Lolek fu operaio, poeta, attore e drammaturgo, Karol fu teologo e filosofo le cui dimensioni spirituali coinvolsero ragione, fede e intuizione poetica. E il nesso di queste tre forze, è la cifra emblematica della spiritualità dell’uomo Lolek, il codice della sua anima. La pienezza e la perfezione d’essere non si possono rendere se non con la parola persona. Dirà: «Dio è Creatore della persona, in essa rispecchia Lui stesso. Creatore della persona, Dio è fonte della personalità individuale».

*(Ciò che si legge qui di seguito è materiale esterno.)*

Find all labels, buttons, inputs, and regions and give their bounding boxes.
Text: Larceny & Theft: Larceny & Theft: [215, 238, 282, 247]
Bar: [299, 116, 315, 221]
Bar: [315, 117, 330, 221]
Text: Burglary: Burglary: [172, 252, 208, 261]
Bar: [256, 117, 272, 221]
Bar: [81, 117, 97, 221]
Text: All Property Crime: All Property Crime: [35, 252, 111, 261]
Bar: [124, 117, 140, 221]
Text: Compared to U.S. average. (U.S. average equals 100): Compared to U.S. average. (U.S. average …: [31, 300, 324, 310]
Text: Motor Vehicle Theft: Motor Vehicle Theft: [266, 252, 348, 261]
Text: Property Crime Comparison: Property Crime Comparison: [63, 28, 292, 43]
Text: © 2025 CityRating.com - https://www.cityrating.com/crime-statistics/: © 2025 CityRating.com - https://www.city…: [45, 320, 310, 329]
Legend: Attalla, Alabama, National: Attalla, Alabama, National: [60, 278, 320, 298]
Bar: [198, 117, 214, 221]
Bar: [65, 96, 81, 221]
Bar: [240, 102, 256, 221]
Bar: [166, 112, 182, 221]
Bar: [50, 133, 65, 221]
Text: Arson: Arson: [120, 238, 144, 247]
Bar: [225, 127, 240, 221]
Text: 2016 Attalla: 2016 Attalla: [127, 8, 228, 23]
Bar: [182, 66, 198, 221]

Scrisse un’ultima enciclica, ma senza adoperare le parole, perché non ce n’era bisogno. La manifestò per immagini in diretta, la prima delle quali venne in primo piano quel 13 maggio del 1981 in cui un lupo grigio sparò due colpi di pistola in Piazza San Pietro, trafiggendo Lolek, il ragazzo che voleva cantare insieme con centinaia di migliaia di papa-boys. Sopravvisse Karol, l’Atleta di Dio che alla demolizione del corpo, per quell’odioso agguato diventatogli lentamente ma inesorabilmente nemico, avrebbe opposto un’ostinata resistenza.

Lo portò in giro per il mondo – come un martirio visibile – quel corpo ogni giorno più piegato, ogni giorno più tremante, ogni giorno più disobbediente. «Un papa degno di questo nome deve passare attraverso la sofferenza» era solito dire. E per quella sofferenza implacabile, sopportata in silenzio, col trascorrere dei giorni ogni passo diventava una sfida, ogni movimento si traduceva in una mal trattenuta smorfia di dolore, ogni parola si perdeva in una scabra eco ondulare.

Fu tragica e sublime, l’ultima enciclica muta, nuda, e innocente dell’ignoto prete dell’Est miracolosamente asceso al soglio Pontificio: icona propria di un’incommensurabile Settimana di Passione che fa rivivere la divina tragedia dell’Ecce Homo!, il manifestarsi dell’essere umano nella sua fragilità, nella sua esteriore debolezza, nel suo dolorante sfiguramento; ma nello stesso tempo icona dell’uomo che ha speso la vita intera per il Vangelo, cioè per tutti gli altri uomini, amando fino all’estrema dedizione, perdonando fin oltre i confini dell’umiltà. Prima di consegnare la propria vita al Creatore.